自由主義がこの地に定着するためには、一人一人の「自由の重さ」を乗り越えなければならない。自由の重さに耐えて堂々とした社会構成員になるとき、自分自身と社会が発展できるためだ。

(後略)



ペンアンドマイク「[조동근 칼럼] 자유 억압한 ‘문재인의 5년 실패’ 자유 확산 당위 삼아야([チョ・ドングンコラム]自由抑圧した「ムン・ジェインの5年の失敗」自由の拡散を必然としなければならない)」より一部抜粋

社会主義において設計主義(計画経済)が失敗したのは、このような生産様式では人間の勤労動機と創造性を誘発することが出来ないため、とされています。
みんながみんな同じ服装をすることが「平等」なのであれば、ファッションが発展することはありません。
日の出から日暮れまで畑を耕すことが与えられた労働であるのなら、暴風雨が吹き荒れる夜中に畑のビニールハウスを守りに行くようなことは誰もしません。
手間を掛けることで得られる付加価値や努力に対する正当な評価を全否定したものが社会主義における「平等」と言えます。

 

文中に散りばめられたウンチクはガッツリ省略しております。そのため話の繋ぎに若干唐突感があるかもしれません。

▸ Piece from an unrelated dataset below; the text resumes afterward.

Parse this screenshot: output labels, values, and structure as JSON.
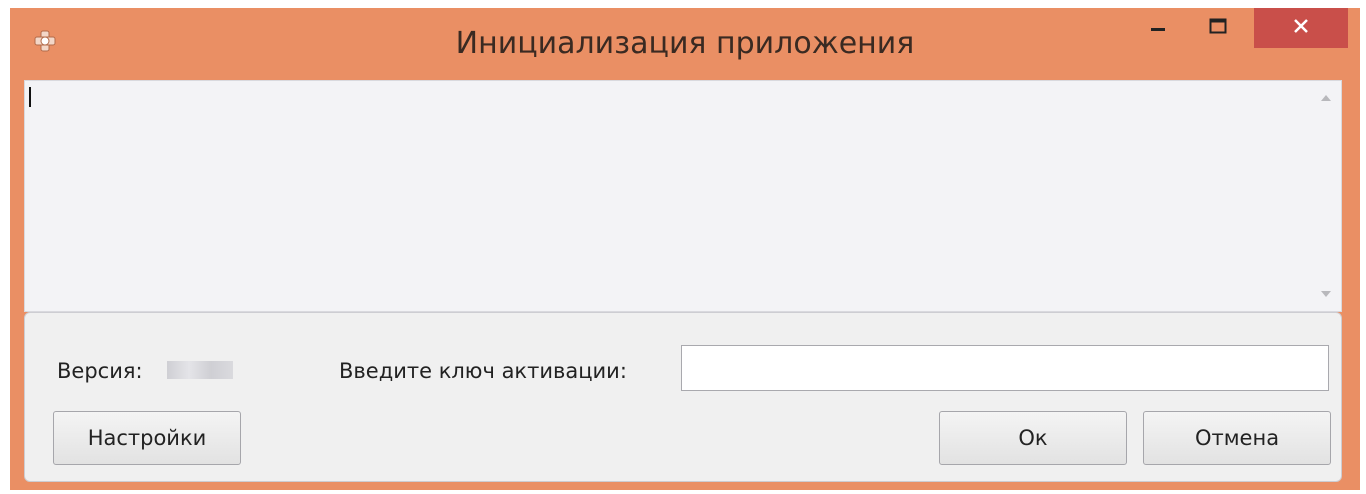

記事中で言われている「自由」とは、もちろん「Liberty」のことでしょう。自ら勝ち取った権利としての「自由」、自らで選択できる「自由」です。
だからこそ「自由の重さ」という話が出てきます。自らの選択に自らが責任を持つ、と言い換えてもいいかもしれません。いつも「他人(日本)のせい」な韓国には難しそうですが...。